I singoli individui, le singole cose sono modi di essere dello stesso essere. Cioè, l’essere è il medesimo, ma l’esistenza – il modo in cui si esiste – differisce per ognuno. Non si può essere felici da soli, non si può essere liberi da soli. L’individualismo borghese e liberal-capitalistico ci hanno fatto credere che ci si realizza se si sgomita per arrivare all’apice della scala sociale. Ma non è così: ci si salva dalla barbarie della violenza solo se si capisce che lo scopo ultimo della vita umana è la felicità!
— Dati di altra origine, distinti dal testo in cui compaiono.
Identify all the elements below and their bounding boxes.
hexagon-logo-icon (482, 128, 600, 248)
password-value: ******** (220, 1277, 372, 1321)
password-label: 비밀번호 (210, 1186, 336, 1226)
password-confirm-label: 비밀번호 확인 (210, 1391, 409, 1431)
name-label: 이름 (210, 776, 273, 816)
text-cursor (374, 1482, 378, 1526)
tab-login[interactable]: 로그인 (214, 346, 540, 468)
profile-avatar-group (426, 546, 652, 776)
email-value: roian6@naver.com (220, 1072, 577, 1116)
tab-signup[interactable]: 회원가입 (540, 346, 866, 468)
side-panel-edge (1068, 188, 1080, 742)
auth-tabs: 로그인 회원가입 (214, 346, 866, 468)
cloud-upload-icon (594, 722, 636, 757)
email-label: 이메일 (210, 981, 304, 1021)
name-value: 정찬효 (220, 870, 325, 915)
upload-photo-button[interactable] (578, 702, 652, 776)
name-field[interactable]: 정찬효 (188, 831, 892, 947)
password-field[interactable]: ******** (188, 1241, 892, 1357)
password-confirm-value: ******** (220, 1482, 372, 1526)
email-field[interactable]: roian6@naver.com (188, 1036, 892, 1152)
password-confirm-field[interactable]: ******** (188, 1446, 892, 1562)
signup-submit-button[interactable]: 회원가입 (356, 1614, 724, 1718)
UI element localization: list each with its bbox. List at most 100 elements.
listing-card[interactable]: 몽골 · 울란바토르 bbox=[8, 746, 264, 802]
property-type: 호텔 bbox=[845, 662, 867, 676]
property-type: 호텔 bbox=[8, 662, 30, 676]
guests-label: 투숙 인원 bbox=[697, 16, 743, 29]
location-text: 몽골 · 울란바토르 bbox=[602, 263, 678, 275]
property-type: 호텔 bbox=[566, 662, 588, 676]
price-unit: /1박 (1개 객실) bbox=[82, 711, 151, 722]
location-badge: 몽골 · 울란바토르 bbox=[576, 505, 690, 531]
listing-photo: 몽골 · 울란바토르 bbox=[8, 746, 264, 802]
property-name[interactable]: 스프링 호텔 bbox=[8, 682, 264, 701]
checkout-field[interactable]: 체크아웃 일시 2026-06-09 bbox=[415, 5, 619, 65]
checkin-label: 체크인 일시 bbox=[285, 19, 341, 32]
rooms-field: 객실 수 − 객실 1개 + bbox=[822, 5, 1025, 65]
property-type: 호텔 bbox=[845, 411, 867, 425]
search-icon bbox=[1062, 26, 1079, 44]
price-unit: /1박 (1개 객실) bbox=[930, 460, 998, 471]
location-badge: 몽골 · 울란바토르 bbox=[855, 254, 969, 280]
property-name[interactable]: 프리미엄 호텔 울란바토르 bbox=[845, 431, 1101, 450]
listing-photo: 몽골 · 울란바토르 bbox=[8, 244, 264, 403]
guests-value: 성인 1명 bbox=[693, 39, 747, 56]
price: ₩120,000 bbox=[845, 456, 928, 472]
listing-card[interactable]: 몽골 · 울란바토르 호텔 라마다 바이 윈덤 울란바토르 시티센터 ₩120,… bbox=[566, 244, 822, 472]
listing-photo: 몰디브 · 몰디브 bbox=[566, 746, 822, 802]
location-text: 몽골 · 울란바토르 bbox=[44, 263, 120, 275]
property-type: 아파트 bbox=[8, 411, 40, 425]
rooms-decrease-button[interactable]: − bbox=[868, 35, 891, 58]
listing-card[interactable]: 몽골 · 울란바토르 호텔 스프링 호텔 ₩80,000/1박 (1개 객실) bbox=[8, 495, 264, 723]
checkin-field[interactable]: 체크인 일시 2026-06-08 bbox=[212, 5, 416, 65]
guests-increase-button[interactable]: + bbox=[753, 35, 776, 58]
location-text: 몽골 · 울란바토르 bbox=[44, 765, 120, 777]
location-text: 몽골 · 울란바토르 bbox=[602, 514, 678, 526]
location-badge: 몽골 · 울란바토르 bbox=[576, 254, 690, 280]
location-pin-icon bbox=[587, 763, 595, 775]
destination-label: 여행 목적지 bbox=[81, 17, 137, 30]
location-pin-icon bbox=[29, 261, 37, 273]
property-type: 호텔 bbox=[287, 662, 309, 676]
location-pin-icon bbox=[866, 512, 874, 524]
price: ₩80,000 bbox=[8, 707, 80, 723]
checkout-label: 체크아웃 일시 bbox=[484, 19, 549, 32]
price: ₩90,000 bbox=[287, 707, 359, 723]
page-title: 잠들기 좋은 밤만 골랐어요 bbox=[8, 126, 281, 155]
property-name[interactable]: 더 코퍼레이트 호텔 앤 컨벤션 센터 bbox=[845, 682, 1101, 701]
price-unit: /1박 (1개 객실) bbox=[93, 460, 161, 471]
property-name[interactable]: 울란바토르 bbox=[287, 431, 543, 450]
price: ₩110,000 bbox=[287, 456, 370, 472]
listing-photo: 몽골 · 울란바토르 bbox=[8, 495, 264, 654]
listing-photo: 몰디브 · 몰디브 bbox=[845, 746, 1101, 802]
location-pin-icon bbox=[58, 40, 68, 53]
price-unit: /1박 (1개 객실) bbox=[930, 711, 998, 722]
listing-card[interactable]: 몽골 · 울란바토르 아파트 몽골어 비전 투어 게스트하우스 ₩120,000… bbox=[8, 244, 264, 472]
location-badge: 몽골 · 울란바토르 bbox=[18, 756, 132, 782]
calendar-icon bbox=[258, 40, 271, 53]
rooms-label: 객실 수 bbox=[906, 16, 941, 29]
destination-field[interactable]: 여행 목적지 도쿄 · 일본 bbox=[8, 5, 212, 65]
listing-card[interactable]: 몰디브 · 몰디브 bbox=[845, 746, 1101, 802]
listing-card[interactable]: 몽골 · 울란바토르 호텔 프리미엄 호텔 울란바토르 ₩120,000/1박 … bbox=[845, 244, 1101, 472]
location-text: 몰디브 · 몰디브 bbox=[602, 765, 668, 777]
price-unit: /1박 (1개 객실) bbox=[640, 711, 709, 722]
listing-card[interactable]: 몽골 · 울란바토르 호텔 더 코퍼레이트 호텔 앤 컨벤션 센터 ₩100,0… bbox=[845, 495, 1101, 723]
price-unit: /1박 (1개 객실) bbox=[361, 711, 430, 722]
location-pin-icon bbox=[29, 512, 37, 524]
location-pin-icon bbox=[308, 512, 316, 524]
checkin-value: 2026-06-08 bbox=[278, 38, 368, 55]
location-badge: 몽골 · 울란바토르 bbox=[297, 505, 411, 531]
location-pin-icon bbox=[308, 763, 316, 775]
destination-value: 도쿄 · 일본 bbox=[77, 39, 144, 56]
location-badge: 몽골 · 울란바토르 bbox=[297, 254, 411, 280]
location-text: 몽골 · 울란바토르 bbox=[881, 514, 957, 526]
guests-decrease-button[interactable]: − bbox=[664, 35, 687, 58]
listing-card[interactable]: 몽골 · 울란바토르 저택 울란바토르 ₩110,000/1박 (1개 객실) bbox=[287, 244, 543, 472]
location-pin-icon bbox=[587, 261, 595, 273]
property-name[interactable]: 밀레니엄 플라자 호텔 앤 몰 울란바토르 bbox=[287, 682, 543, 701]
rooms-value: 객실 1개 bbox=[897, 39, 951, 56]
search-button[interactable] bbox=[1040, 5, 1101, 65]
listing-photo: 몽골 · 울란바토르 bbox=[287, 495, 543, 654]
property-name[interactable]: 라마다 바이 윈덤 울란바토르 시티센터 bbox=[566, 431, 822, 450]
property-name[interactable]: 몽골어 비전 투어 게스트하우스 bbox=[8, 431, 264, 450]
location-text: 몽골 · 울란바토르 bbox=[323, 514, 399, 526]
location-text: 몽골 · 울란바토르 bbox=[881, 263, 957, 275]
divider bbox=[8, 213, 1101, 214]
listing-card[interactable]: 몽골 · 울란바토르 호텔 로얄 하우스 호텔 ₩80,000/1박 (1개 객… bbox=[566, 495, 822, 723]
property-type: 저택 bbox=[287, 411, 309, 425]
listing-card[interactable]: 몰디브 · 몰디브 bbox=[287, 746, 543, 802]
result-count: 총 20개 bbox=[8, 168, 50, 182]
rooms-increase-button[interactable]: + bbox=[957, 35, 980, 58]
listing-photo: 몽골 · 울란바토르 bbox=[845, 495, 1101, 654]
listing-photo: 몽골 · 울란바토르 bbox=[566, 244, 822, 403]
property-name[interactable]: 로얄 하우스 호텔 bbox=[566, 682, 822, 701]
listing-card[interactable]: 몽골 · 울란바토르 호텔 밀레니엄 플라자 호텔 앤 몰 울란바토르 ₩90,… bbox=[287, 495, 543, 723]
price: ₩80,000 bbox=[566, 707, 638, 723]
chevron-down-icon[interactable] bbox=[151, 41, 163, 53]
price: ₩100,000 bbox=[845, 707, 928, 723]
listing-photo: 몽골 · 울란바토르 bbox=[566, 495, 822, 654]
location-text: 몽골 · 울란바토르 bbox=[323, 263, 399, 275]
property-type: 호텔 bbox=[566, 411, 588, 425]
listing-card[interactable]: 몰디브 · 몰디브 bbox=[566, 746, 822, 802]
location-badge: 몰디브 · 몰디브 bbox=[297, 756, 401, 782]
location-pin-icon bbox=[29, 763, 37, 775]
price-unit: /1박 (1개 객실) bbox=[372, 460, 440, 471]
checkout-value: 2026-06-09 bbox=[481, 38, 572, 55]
E si può essere felici solo se la razionalità che governa i nostri atti non è quella dell’homo homini lupus, non è quella della violenza e del dispotismo, bensì quella dell’an-archéin (il non principiare, non dominare, non governare, non sottomettere). Anarchico è quell’atteggiamento entro cui ogni singolo, con la responsabilità che gli compete, agevola e promuove spazi comunitari organizzati secondo dinamiche non˗di˗dominio, con l’obiettivo di abbattere steccati e diseguaglianze fra gli individui. Mi preme aggiungere, poi, che il modello che io presento lascia comunque tutti liberi di decidere come sia meglio e più opportuno agire, senza nessun’ulteriore riduzione in schemi già precostituiti. Per questo mi tengo bene alla larga dalle ideologie, ma corro verso l’utopia, concepita nel suo pieno senso autentico.

Come si concilia la sua teoria dell’eutéleia con la realtà sociale di questa Era Moderna? Sembra davvero essere utopica…
Assolutamente sì, ma proprio verso questa utopia (ovvero verso l’inizio di questo percorso che resta sempre al di là di ogni possibile realizzazione piena) dobbiamo sforzarci di camminare e dirigere i nostri sguardi! L’Occidente europeo deve capire che se non abbandona lo spazio economico, il destino sarà la notte, la morte annichilente. E noi oggi abbiamo delle responsabilità enormi nei confronti delle future generazioni. Perché non abbiamo ricevuto la terra dai nostri padri, ma la abbiamo in prestito dai nostri figli… perciò dobbiamo cercare di consegnarla a loro quantomeno nelle stesse condizioni in cui l’abbiamo ricevuta.